How a Mapplethorpe show became a blueprint for the culture wars
A photography retrospective, a federal arts grant, and a wave of political outrage helped define one of the most consequential fights in late 20th-century American culture. Isaac Butler’s new book, The Perfect Moment: God, Sex, Art, and the Birth of America’s Culture Wars, returns to that moment with the benefit of hindsight — and with a clear argument that the conflict over art funding never really ended.
The book centers on Robert Mapplethorpe’s touring retrospective, The Perfect Moment, which had already traveled to Philadelphia and Chicago before arriving in Washington, DC, in the summer of 1989. Once conservative politicians learned that the National Endowment for the Arts had supported the exhibition with a $30,000 grant, the show became a national flashpoint. The Corcoran Gallery canceled it under pressure, and the Washington Project for the Arts stepped in to present it, where it drew strong attention and acclaim.
Butler uses that episode as an entry point into a wider history of censorship, obscenity politics, and public funding. He also examines Andres Serrano’s Immersion (Piss Christ) (1987), the NEA Four — Karen Finley, Tim Miller, John Fleck, and Holly Hughes — and the legal and institutional fallout that followed. In 1990, the four performance artists saw their grant applications rejected over risqué subject matter, then took the matter to the US Supreme Court. The NEA ultimately responded by stopping support for individual artists altogether.

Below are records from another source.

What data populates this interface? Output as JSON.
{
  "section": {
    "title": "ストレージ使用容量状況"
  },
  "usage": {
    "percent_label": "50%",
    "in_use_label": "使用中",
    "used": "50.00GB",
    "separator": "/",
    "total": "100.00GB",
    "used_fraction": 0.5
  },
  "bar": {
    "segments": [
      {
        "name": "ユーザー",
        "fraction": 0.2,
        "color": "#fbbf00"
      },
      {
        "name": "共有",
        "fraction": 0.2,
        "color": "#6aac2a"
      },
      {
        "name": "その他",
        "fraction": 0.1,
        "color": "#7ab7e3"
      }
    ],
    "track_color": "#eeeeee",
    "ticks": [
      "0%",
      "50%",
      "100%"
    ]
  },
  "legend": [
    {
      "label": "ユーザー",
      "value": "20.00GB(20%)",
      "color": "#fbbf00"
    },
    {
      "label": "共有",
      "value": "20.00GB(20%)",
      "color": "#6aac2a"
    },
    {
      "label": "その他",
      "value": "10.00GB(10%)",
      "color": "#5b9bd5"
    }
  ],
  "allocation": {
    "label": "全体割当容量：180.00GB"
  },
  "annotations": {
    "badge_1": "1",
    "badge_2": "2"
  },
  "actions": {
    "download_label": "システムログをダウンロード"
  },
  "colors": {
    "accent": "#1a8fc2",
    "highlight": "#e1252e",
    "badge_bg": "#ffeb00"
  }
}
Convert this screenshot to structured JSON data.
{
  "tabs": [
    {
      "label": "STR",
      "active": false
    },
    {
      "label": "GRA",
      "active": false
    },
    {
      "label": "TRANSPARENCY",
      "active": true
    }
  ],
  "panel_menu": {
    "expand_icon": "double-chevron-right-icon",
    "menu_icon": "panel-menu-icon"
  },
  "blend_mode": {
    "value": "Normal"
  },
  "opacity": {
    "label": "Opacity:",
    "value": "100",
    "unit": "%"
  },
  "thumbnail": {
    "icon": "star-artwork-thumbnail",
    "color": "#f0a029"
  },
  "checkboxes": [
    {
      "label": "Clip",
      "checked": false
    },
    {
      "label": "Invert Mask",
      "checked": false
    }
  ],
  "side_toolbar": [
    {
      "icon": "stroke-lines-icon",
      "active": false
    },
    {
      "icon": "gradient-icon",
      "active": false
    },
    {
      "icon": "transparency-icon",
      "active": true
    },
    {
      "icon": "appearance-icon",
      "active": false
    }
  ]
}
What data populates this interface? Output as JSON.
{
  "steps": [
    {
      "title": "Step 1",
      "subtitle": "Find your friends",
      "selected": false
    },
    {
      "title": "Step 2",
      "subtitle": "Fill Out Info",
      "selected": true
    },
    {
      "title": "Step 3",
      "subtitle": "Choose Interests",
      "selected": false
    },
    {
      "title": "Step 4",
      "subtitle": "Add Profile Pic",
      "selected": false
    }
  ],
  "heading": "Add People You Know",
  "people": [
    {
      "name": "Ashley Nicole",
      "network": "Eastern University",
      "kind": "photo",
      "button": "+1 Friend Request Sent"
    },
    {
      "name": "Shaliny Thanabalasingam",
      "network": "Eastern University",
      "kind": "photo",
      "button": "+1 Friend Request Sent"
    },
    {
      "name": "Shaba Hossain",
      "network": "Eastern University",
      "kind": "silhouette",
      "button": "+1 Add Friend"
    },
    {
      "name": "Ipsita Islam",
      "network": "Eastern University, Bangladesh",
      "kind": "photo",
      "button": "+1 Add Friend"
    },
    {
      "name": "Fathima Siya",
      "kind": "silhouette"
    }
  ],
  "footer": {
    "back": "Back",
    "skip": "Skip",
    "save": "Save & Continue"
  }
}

The book also reaches beyond the 1980s and 1990s. Butler says the delayed Philip Guston retrospective in 2020 sharpened his interest in what he sees as a liberal form of self-censorship, while Florida’s HB 1557, known as the “Don’t Say Gay” law, and Donald Trump’s 2024 re-election made the project feel newly urgent as he was researching and writing it.
For Butler, the subject is personal as well as historical. Raised in Washington, DC, he witnessed the era’s cultural battles firsthand, and he describes the NEA as one of the great achievements of postwar America. His book suggests that the arguments surrounding Mapplethorpe, Guston, and the NEA Four are not isolated episodes, but part of a longer struggle over who gets to decide what public support for art should mean.